Zombie at the Pool Party
My palms were sweating. Again. I wiped them on my shorts for the third time, staring at the entrance to Jessica's pool party like it was the gates to Mordor. The massive palm tree in the front yard swayed in the breeze, mocking my anxiety.
"You got this," I whispered to myself. "You are not a zombie. You are a functioning human being who enjoys social interaction."
I'd been up until 3 AM finishing my English essay, so I was literally operating on zombie brain. Not exactly peak performance mode for talking to Maya, who I'd been crushing on since September.
My cat, Miso, had decided 2 AM was the perfect time to have zoomies across my face, leaving a scratch on my nose that I'd strategically covered with a bandage. Classic Miso move.
Then I saw him. Trevor. The absolute bull of our school's social hierarchy, currently holding court with three guys I didn't recognize. Trevor was built like a tank, with a jawline that could cut glass and an ego to match. Last week, he'd spent twenty minutes explaining why swimming was "basically just struggling in liquid" while wearing arm floaties as a joke.

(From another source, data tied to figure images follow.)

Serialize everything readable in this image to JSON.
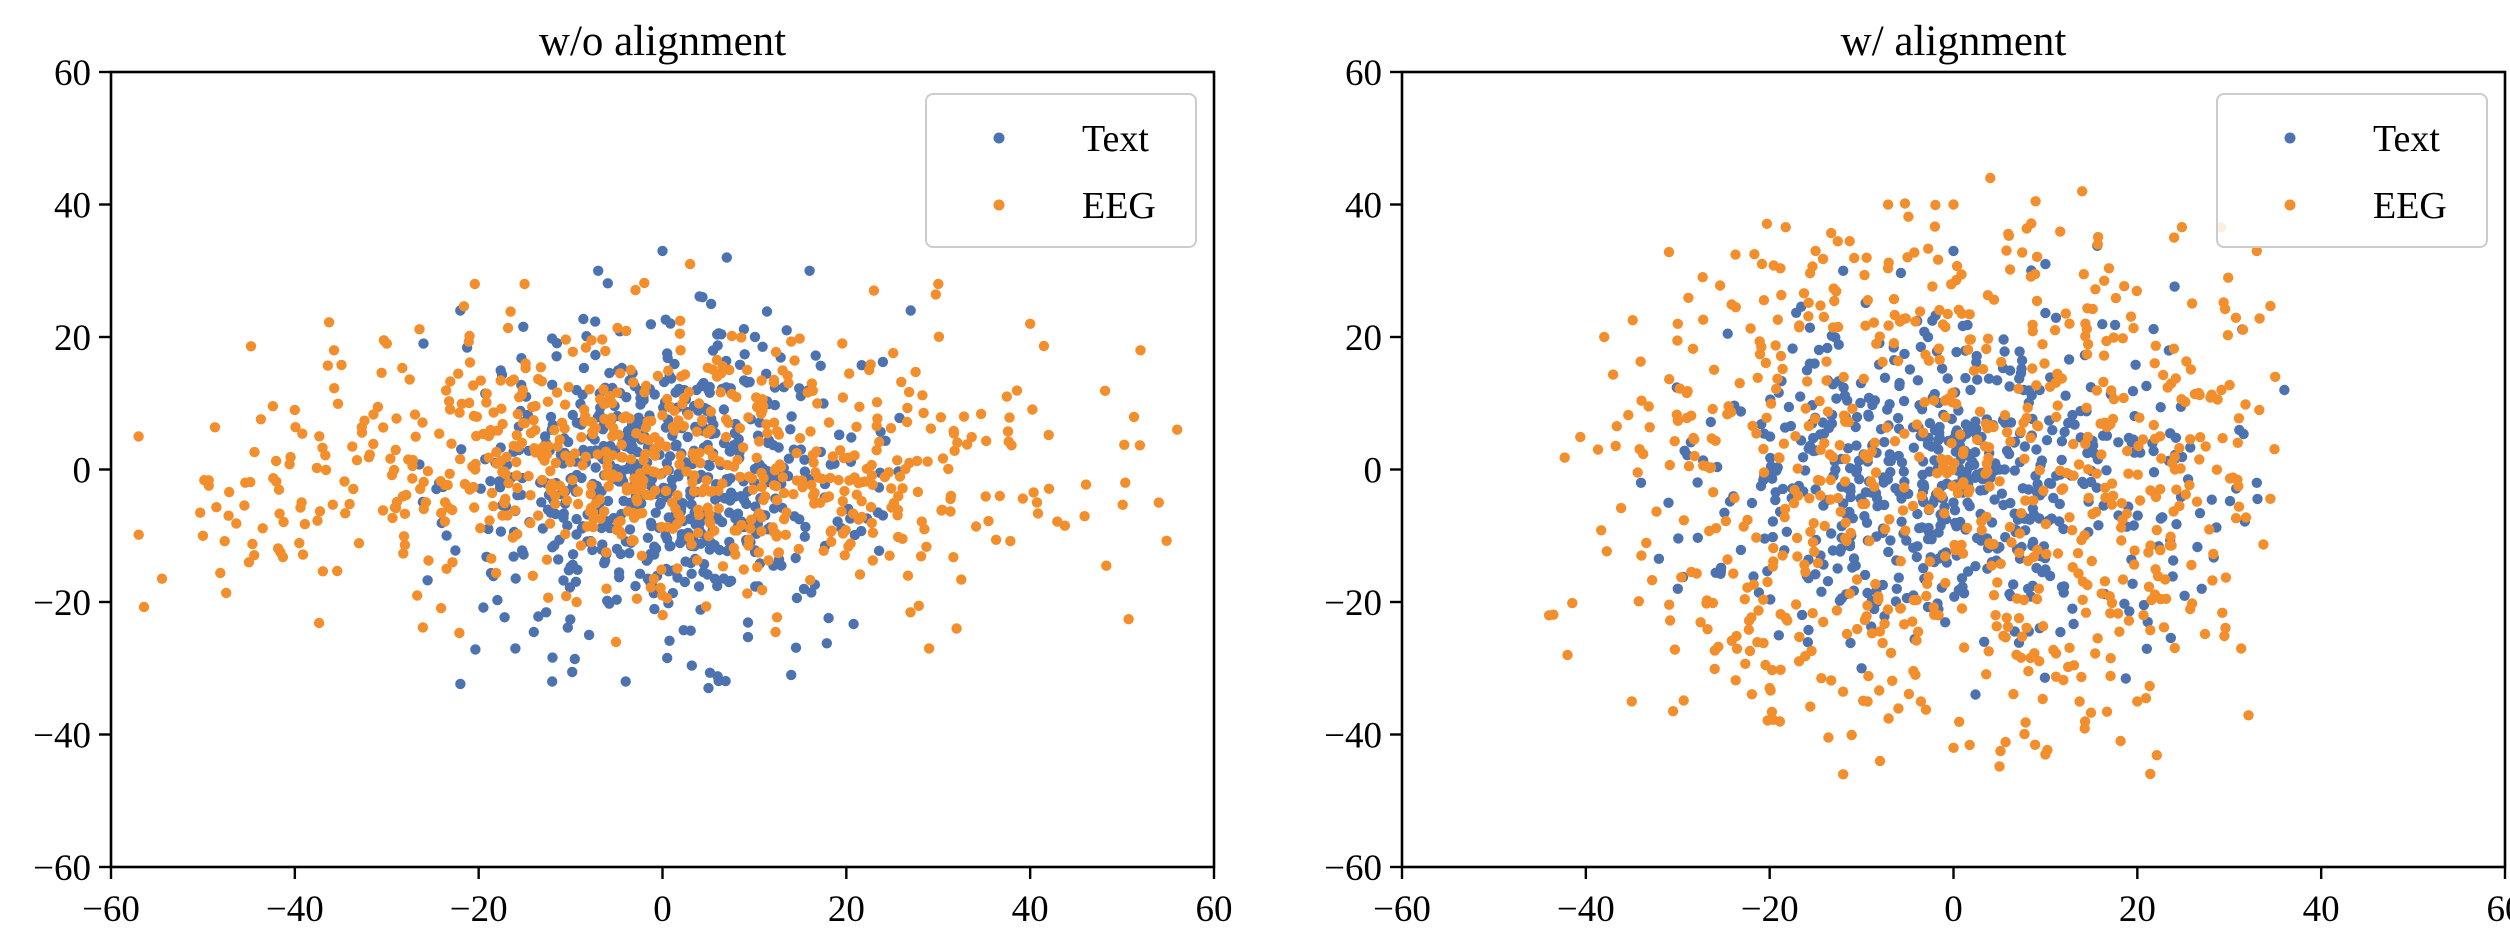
{
  "chart_data": [
    {
      "type": "scatter",
      "title": "w/o alignment",
      "xlabel": "",
      "ylabel": "",
      "xlim": [
        -60,
        60
      ],
      "ylim": [
        -60,
        60
      ],
      "xticks": [
        -60,
        -40,
        -20,
        0,
        20,
        40,
        60
      ],
      "yticks": [
        -60,
        -40,
        -20,
        0,
        20,
        40,
        60
      ],
      "grid": false,
      "legend_position": "top-right",
      "series": [
        {
          "name": "Text",
          "color": "#4c72b0",
          "distribution": {
            "center": [
              0,
              -2
            ],
            "spread": [
              11,
              11
            ],
            "x_range": [
              -27,
              28
            ],
            "y_range": [
              -33,
              34
            ]
          },
          "sample_points": [
            [
              -22,
              24
            ],
            [
              -7,
              30
            ],
            [
              0,
              33
            ],
            [
              7,
              32
            ],
            [
              16,
              30
            ],
            [
              -16,
              -27
            ],
            [
              -12,
              -32
            ],
            [
              -4,
              -32
            ],
            [
              5,
              -33
            ],
            [
              14,
              -31
            ],
            [
              -26,
              19
            ],
            [
              27,
              24
            ],
            [
              -5,
              0
            ],
            [
              2,
              -5
            ],
            [
              10,
              -2
            ]
          ]
        },
        {
          "name": "EEG",
          "color": "#f28e2b",
          "distribution": {
            "center": [
              -2,
              0
            ],
            "spread": [
              25,
              10
            ],
            "x_range": [
              -61,
              56
            ],
            "y_range": [
              -27,
              31
            ]
          },
          "sample_points": [
            [
              -61,
              0
            ],
            [
              -57,
              5
            ],
            [
              -50,
              -10
            ],
            [
              -45,
              -14
            ],
            [
              -40,
              9
            ],
            [
              -30,
              19
            ],
            [
              -15,
              28
            ],
            [
              3,
              31
            ],
            [
              23,
              27
            ],
            [
              30,
              28
            ],
            [
              40,
              22
            ],
            [
              52,
              18
            ],
            [
              56,
              6
            ],
            [
              54,
              -5
            ],
            [
              29,
              -27
            ],
            [
              32,
              -24
            ]
          ]
        }
      ]
    },
    {
      "type": "scatter",
      "title": "w/ alignment",
      "xlabel": "",
      "ylabel": "",
      "xlim": [
        -60,
        60
      ],
      "ylim": [
        -60,
        60
      ],
      "xticks": [
        -60,
        -40,
        -20,
        0,
        20,
        40,
        60
      ],
      "yticks": [
        -60,
        -40,
        -20,
        0,
        20,
        40,
        60
      ],
      "grid": false,
      "legend_position": "top-right",
      "series": [
        {
          "name": "Text",
          "color": "#4c72b0",
          "distribution": {
            "center": [
              0,
              -2
            ],
            "spread": [
              13,
              12
            ],
            "x_range": [
              -34,
              36
            ],
            "y_range": [
              -34,
              34
            ]
          },
          "sample_points": [
            [
              -12,
              30
            ],
            [
              0,
              33
            ],
            [
              10,
              31
            ],
            [
              36,
              12
            ],
            [
              33,
              -2
            ],
            [
              27,
              -18
            ],
            [
              -34,
              -2
            ],
            [
              -30,
              -18
            ],
            [
              -10,
              -30
            ],
            [
              0,
              -5
            ],
            [
              5,
              0
            ],
            [
              -15,
              -3
            ]
          ]
        },
        {
          "name": "EEG",
          "color": "#f28e2b",
          "distribution": {
            "center": [
              0,
              0
            ],
            "spread": [
              19,
              20
            ],
            "x_range": [
              -44,
              35
            ],
            "y_range": [
              -48,
              44
            ]
          },
          "sample_points": [
            [
              -44,
              -22
            ],
            [
              -42,
              -28
            ],
            [
              -35,
              -35
            ],
            [
              -38,
              20
            ],
            [
              -30,
              22
            ],
            [
              -15,
              33
            ],
            [
              0,
              40
            ],
            [
              4,
              44
            ],
            [
              14,
              42
            ],
            [
              24,
              35
            ],
            [
              33,
              33
            ],
            [
              35,
              14
            ],
            [
              -12,
              -46
            ],
            [
              -8,
              -44
            ],
            [
              0,
              -42
            ],
            [
              10,
              -43
            ],
            [
              20,
              -35
            ],
            [
              -20,
              -33
            ]
          ]
        }
      ]
    }
  ]
}
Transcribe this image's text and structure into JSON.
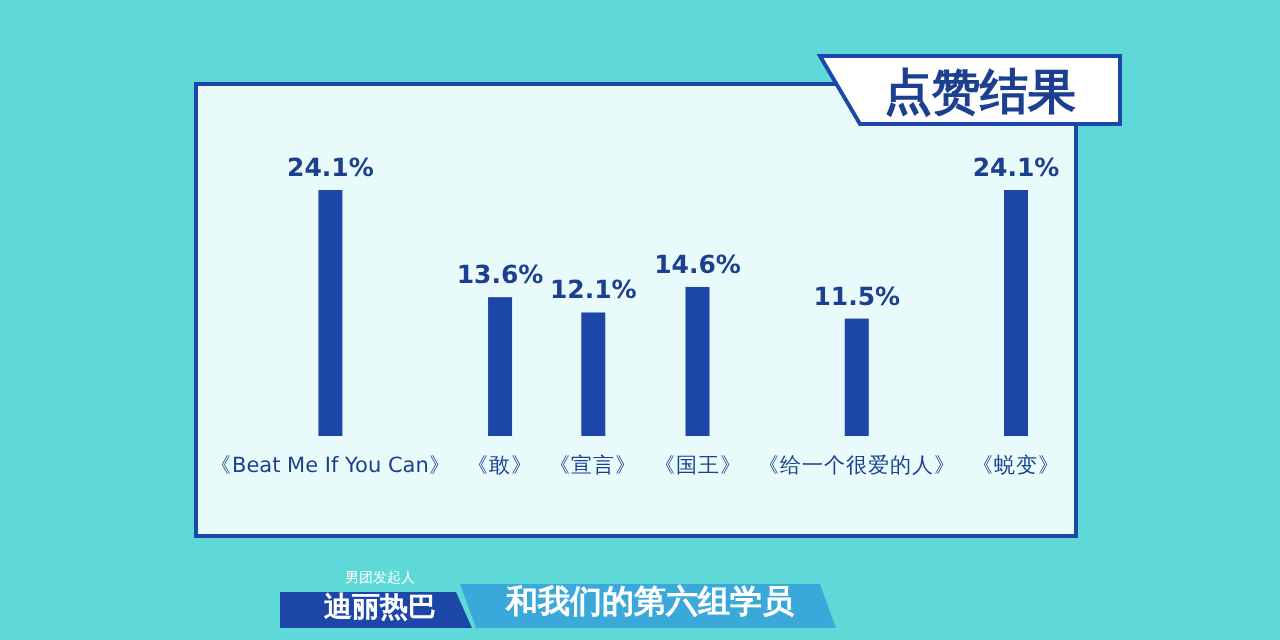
{
  "chart_data": {
    "type": "bar",
    "title": "点赞结果",
    "categories": [
      "《Beat Me If You Can》",
      "《敢》",
      "《宣言》",
      "《国王》",
      "《给一个很爱的人》",
      "《蜕变》"
    ],
    "values": [
      24.1,
      13.6,
      12.1,
      14.6,
      11.5,
      24.1
    ],
    "value_labels": [
      "24.1%",
      "13.6%",
      "12.1%",
      "14.6%",
      "11.5%",
      "24.1%"
    ],
    "color": "#1c47a8",
    "annotations": [
      "男团发起人",
      "迪丽热巴",
      "和我们的第六组学员"
    ]
  }
}
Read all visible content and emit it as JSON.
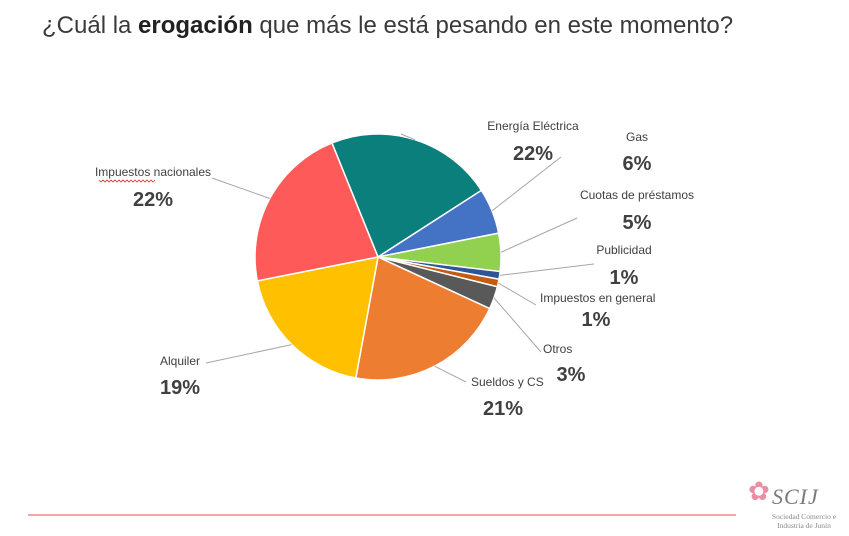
{
  "title": {
    "prefix": "¿Cuál la ",
    "bold": "erogación",
    "suffix": " que más le está pesando en este momento?"
  },
  "chart_data": {
    "type": "pie",
    "title": "¿Cuál la erogación que más le está pesando en este momento?",
    "slices": [
      {
        "label": "Energía Eléctrica",
        "value": 22,
        "display": "22%",
        "color": "#0b7f7c"
      },
      {
        "label": "Gas",
        "value": 6,
        "display": "6%",
        "color": "#4472c4"
      },
      {
        "label": "Cuotas de préstamos",
        "value": 5,
        "display": "5%",
        "color": "#92d050"
      },
      {
        "label": "Publicidad",
        "value": 1,
        "display": "1%",
        "color": "#2f5597"
      },
      {
        "label": "Impuestos en general",
        "value": 1,
        "display": "1%",
        "color": "#c55a11"
      },
      {
        "label": "Otros",
        "value": 3,
        "display": "3%",
        "color": "#595959"
      },
      {
        "label": "Sueldos y CS",
        "value": 21,
        "display": "21%",
        "color": "#ed7d31"
      },
      {
        "label": "Alquiler",
        "value": 19,
        "display": "19%",
        "color": "#ffc000"
      },
      {
        "label": "Impuestos nacionales",
        "value": 22,
        "display": "22%",
        "color": "#ff5a5a"
      }
    ],
    "legend": "none",
    "data_labels": "outside with leader lines"
  },
  "logo": {
    "text": "SCIJ",
    "subtitle": "Sociedad Comercio e Industria de Junín",
    "icon": "flower-icon"
  },
  "colors": {
    "accent_line": "#f2a7a7",
    "leader_line": "#a6a6a6"
  }
}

I turned to leave, but Maya spotted me.
"Jay!" she waved, and somehow I was walking toward her, my legs moving on autopilot. "I love your bandage. Very rogue aesthetic."
"Yeah, Miso has commitment issues," I said, then immediately wanted to die.
But Maya laughed. Not the polite laugh either—the real one, where she actually throws her head back.
"Trevor's over there explaining his protein shake regimen to anyone who'll listen," she lowered her voice. "Please rescue me from this conversation."
I looked at Trevor, flexing by the pool, then back at Maya. Something in my chest shifted. Maybe it was the zombie delirium kicking in, or maybe I was just done letting the bulls of the world run the show.
"Wanna go swimming?" I asked, gesturing to the pool. "Like, actual swimming, not posing by the edge?"
Maya's eyes lit up. "Absolutely."
We spent the next hour racing laps and having competitions to see who could hold their breath underwater the longest. Trevor kept trying to interrupt with stories about his swimming scholarship offers, but Maya just splashed water in his general direction without breaking eye contact with me.
By the time we collapsed on pool chairs, breathless and sun-drunk, my palms weren't sweating anymore. Sometimes the scariest things—zombie mornings, intimidating parties, seemingly untouchable people—are just opportunities waiting for you to show up and dive in.